Level 3 adds moderation: /kick, /ban, /pardon, /op, /deop, /whitelist. A level 3 op can manage who is on the server but cannot shut it down. This is the correct level for moderators on any server with more than a couple of admins.

Level 4 adds server control: /stop, /save-off, /save-all, /save-on. Full power, including the ability to pause saving (which matters for safe backups) and stop the process.

The practical advice: on a friends server where everyone trusts everyone, the default level 4 for all ops is fine. The moment you op someone you would not hand your server files to, lower op-permission-level to 3, or better, keep the op list short and give building powers through gamemode or a permissions plugin instead.

ops.json: the field nobody knows about

Opping a player writes an entry to ops.json:

[
  {
    "uuid": "069a79f4-44e9-4726-a5be-fca90e38aaf5",
    "name": "Notch",
    "level": 4,
    "bypassesPlayerLimit": false
  }
]

Two things you can only do by editing this file directly (with the server stopped, or followed by a restart):

Per-player levels. The /op command always assigns the global op-permission-level. To have one level 4 owner and two level 3 moderators, op everyone, stop the server, edit each level field, start again. Vanilla has no command for this; it is a file-edit job.

bypassesPlayerLimit. Set to true, this player gets in even when the server is at max-players. Useful for admins of busy public servers who need to investigate problems during peak hours.

The companion files banned-players.json and banned-ips.json follow the same structure with a reason and expiry field, managed by /ban, /ban-ip, and /pardon.

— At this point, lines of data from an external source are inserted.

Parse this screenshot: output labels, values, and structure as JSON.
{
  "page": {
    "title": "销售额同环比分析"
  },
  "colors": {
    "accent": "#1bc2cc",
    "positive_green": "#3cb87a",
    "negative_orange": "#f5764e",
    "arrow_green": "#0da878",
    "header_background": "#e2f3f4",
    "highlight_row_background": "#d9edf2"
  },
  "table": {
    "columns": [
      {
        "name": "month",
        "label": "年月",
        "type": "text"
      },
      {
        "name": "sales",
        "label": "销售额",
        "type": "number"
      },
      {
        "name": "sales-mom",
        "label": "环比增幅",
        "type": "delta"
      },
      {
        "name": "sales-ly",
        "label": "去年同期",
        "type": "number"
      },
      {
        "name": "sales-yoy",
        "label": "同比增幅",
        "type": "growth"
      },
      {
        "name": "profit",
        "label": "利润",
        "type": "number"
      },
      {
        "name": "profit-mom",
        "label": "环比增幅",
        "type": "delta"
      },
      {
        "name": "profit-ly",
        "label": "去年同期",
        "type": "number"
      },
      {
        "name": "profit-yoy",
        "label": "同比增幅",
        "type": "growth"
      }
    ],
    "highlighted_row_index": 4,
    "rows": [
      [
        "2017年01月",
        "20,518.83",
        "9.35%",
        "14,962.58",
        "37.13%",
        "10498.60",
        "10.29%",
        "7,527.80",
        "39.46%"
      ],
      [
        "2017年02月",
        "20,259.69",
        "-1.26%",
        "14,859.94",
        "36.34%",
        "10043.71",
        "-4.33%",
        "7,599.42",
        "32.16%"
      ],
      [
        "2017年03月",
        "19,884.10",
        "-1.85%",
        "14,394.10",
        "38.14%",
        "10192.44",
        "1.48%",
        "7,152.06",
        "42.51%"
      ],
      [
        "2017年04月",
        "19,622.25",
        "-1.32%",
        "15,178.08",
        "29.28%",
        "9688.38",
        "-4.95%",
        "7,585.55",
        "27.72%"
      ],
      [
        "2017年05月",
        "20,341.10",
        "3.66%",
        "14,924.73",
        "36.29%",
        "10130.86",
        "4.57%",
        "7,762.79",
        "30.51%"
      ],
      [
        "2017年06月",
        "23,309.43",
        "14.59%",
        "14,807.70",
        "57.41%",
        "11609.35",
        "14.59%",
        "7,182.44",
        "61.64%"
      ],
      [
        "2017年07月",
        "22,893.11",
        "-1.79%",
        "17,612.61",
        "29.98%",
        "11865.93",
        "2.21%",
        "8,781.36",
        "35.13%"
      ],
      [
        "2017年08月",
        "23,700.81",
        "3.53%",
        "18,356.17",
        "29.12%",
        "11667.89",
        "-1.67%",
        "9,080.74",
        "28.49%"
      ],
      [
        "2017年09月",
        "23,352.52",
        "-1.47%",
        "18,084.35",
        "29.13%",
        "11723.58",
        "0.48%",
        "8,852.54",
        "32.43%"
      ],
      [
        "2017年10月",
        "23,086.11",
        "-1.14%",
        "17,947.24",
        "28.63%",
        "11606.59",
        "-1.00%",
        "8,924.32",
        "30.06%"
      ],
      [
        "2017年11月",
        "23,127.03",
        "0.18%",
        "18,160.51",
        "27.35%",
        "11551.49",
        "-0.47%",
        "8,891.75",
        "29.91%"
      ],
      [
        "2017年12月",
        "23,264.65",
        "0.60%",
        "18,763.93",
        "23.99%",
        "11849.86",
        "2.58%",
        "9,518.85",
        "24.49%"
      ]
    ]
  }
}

All of these files belong in your backup set: reconstructing a ban list from memory is nobody's idea of a weekend.

A lockdown checklist for a private server

Putting it together, a friends server that strangers cannot touch:

  1. online-mode=true (the default; do not change it).
  2. /whitelist on, then /whitelist add each player.
  3. enforce-whitelist=true in server.properties.
  4. Op only people who need it; if any op is not fully trusted, set op-permission-level=3.
  5. enable-rcon=false (the default). If you ever enable RCON for automation, give it a strong password and firewall the port: RCON has full console access.
  6. Do not port-forward anything except the game port (default 25565).
  7. Optional but smart: hide-online-players=true keeps your player list out of public server scanners. Server scanners constantly sweep the IPv4 space for open Minecraft ports, which is exactly how "private" unwhitelisted servers get found and griefed.

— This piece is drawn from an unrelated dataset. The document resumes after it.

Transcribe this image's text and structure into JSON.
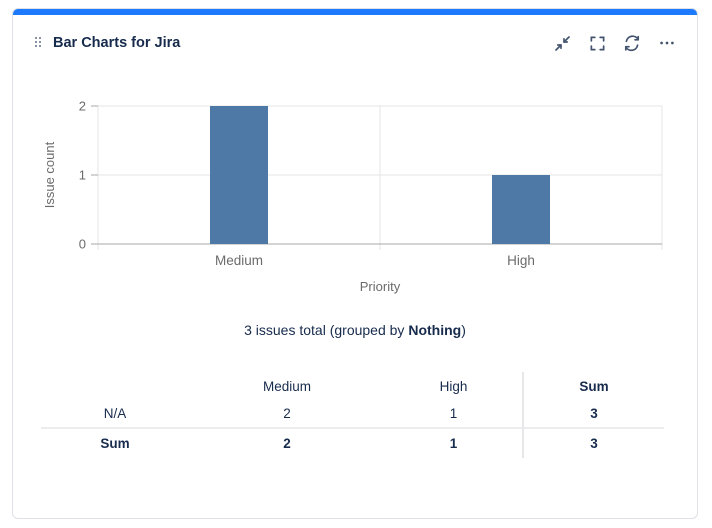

If the server is for more than a handful of friends and you start needing ranks, kits, or per-area permissions, that is the point where a Paper server with LuckPerms beats fighting vanilla's four levels. That conversion (vanilla world to Paper) is covered in our server setup guide.

FAQ

How do I whitelist someone on a Minecraft server? Run /whitelist add TheirName from the console or as a level 3+ op, with /whitelist on active. Set enforce-whitelist=true in server.properties so removals kick players who are already online.

What is the difference between op levels 1, 2, 3, and 4? Level 1 bypasses spawn protection; level 2 adds gameplay commands like /gamemode and /give; level 3 adds /kick, /ban, /op and /whitelist; level 4 adds /stop and the save commands. Each level includes everything below it.

Can I give different players different op levels? Yes, but not with a command: op them, stop the server, edit the level field for each entry in ops.json, start the server. The /op command always assigns the global op-permission-level value.

Why can a removed whitelist player still join my server? Either the whitelist is off (check /whitelist list works and white-list=true in server.properties), or they were online when removed and enforce-whitelist=false, or the server runs online-mode=false, which makes the whitelist trivially spoofable.

Does the whitelist work with name changes? Yes. whitelist.json stores UUIDs, which never change. The name shown in the file is just a cached label from the moment the player was added.


Updated for Minecraft 1.21.4 on June 11, 2026. When a new version ships, commands and file formats are re-checked and this log is updated.